The problem with starting with the baseline of "the right thing to do is always to disclose the vulnerability to Slack regardless of how little they pay" is that it perpetuates the exploitation of legitimate and important work by skilled workers. The onus should be on Slack to provide fair compensation, not on people doing this important work to "do it out of the good of their hearts".

Slack as a company had a revenue of $401 million last year and the average payout in their bug bounty program is $1376 (https://github.blog/2018-03-14-four-years-of-bug-bounty/). That's just disgusting.

2 comments

> Slack isn't entitled to that work.

Sure, but that isn’t the user’s fault, and they’re the ones who are going to get attacked. I don’t disagree with your other points but I don’t think selling an exploit on the black market is the right solution.

Perhaps the best compromise, as I think about it, is to just make the exploit public with no prior warning to the vendor. That’s not great for users either, but at least they’re informed, and the vendor will be left scrambling. But in that case, the researcher gets paid nothing at all.

> Sure, but that isn’t the user’s fault, and they’re the ones who are going to get attacked.

This is true, but the responsibility to protect these users is ultimately on Slack, not the researcher. If Slack's bounties are nowhere near competitive with black market prices, they are failing to protect their users and should be called out on it.

> whatever you think is fair

Please give us some examples of what you would consider fair in this situation.

Hours worked for the exploit * 50$ should be enough.
That's silly.

If someone spends 100 hours coming up with, say a clickjacking vuln, it does not magically make it worth $5000. If someone spends 6 minutes coming up with zero-click sandbox bypass in chrome, its not just worth $5.

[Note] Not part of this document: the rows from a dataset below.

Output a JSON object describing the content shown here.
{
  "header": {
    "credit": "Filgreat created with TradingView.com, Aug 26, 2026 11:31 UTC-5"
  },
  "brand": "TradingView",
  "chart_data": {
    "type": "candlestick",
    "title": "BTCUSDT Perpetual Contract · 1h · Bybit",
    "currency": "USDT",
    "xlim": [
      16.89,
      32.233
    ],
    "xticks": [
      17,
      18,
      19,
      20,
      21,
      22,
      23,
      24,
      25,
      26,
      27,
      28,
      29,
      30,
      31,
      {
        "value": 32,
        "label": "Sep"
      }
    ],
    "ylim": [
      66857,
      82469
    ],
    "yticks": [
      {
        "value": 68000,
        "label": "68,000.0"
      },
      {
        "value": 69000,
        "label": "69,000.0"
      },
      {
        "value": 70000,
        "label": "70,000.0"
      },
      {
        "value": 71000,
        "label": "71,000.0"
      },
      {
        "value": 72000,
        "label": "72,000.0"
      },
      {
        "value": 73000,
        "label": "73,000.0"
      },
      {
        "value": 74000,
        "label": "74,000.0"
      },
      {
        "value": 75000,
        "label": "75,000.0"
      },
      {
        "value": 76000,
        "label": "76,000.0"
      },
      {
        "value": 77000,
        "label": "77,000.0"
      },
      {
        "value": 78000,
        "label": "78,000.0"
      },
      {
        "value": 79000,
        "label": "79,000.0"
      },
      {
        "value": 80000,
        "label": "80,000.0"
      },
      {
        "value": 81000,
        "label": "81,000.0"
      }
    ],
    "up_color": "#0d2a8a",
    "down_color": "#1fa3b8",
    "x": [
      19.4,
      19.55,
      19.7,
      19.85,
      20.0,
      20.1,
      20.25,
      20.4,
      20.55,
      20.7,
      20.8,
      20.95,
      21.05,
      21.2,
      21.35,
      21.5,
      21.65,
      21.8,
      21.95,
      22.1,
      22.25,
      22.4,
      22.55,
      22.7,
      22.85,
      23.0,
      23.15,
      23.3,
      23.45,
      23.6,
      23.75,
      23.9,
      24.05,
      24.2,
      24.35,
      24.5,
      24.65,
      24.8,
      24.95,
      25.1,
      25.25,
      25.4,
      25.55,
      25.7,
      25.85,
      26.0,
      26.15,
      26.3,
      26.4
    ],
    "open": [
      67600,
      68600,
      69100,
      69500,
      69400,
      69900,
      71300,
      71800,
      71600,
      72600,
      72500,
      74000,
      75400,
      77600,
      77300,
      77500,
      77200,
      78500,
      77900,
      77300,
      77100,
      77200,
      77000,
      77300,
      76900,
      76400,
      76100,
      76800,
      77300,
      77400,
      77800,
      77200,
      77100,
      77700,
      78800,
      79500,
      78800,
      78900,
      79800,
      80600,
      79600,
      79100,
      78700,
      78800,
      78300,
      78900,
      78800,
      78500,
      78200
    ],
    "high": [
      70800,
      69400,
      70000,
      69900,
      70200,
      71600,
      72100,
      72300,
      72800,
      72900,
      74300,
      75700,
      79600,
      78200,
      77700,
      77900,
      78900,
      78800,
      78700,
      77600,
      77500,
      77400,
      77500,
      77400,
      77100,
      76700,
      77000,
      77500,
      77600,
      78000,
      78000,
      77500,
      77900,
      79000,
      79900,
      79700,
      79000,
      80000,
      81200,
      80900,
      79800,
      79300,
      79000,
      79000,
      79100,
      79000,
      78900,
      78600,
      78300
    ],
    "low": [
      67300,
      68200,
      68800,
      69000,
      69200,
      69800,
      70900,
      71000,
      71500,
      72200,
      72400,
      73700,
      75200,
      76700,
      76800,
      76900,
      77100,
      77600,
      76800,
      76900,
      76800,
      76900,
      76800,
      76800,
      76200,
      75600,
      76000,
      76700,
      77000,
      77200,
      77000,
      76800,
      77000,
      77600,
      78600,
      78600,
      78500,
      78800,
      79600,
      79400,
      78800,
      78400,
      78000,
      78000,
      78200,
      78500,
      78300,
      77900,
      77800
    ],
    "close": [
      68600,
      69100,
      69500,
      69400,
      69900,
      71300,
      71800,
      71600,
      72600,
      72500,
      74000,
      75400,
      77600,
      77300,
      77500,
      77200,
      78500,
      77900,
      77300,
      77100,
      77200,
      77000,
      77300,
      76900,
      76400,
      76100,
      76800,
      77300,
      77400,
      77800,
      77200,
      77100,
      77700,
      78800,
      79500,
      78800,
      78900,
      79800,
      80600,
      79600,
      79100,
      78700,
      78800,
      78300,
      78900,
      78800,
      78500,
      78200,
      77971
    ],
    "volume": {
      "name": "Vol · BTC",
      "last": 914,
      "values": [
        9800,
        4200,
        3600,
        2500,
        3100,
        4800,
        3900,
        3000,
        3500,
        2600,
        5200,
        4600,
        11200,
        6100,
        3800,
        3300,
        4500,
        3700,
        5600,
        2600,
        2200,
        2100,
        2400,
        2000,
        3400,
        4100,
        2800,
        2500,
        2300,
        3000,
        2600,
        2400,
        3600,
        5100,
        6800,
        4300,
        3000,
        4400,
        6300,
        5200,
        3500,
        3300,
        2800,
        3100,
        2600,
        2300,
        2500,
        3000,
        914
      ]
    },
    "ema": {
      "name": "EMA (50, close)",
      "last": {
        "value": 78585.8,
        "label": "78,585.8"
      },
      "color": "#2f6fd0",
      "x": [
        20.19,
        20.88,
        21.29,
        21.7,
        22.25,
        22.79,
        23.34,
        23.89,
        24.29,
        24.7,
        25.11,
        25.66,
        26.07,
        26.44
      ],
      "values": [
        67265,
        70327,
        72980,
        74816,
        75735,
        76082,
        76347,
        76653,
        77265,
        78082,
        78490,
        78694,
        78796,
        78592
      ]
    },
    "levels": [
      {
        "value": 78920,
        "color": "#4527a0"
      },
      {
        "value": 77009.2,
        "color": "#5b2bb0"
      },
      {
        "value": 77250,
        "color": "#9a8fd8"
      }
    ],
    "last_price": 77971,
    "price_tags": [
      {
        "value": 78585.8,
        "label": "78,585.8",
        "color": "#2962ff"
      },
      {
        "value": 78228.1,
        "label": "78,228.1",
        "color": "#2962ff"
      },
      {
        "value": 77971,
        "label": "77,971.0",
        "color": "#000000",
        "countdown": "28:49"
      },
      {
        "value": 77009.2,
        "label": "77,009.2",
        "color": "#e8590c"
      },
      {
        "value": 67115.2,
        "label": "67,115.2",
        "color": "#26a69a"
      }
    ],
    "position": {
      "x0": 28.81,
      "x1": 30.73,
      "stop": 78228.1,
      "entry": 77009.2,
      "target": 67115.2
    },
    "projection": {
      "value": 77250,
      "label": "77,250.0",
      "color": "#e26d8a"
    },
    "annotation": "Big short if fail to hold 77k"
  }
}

Severity matters not time, especially in a bug bounty. If you want the stability (and assurance) of actually getting paid reasonsbly and consistently for this you should get a job as a pentester.

That's kind bad - first of all 50$ can be really low depending on the region, but more importantly this disregards the time spend on looking for exploits that don't pan out.

So I would multiply that 50$ by at least 4.

But still like the other said bugs should pay by severity not by time spent.

The researcher would probably get paid even less, if that is the case.

The value of an exploit has nothing to do with the development time.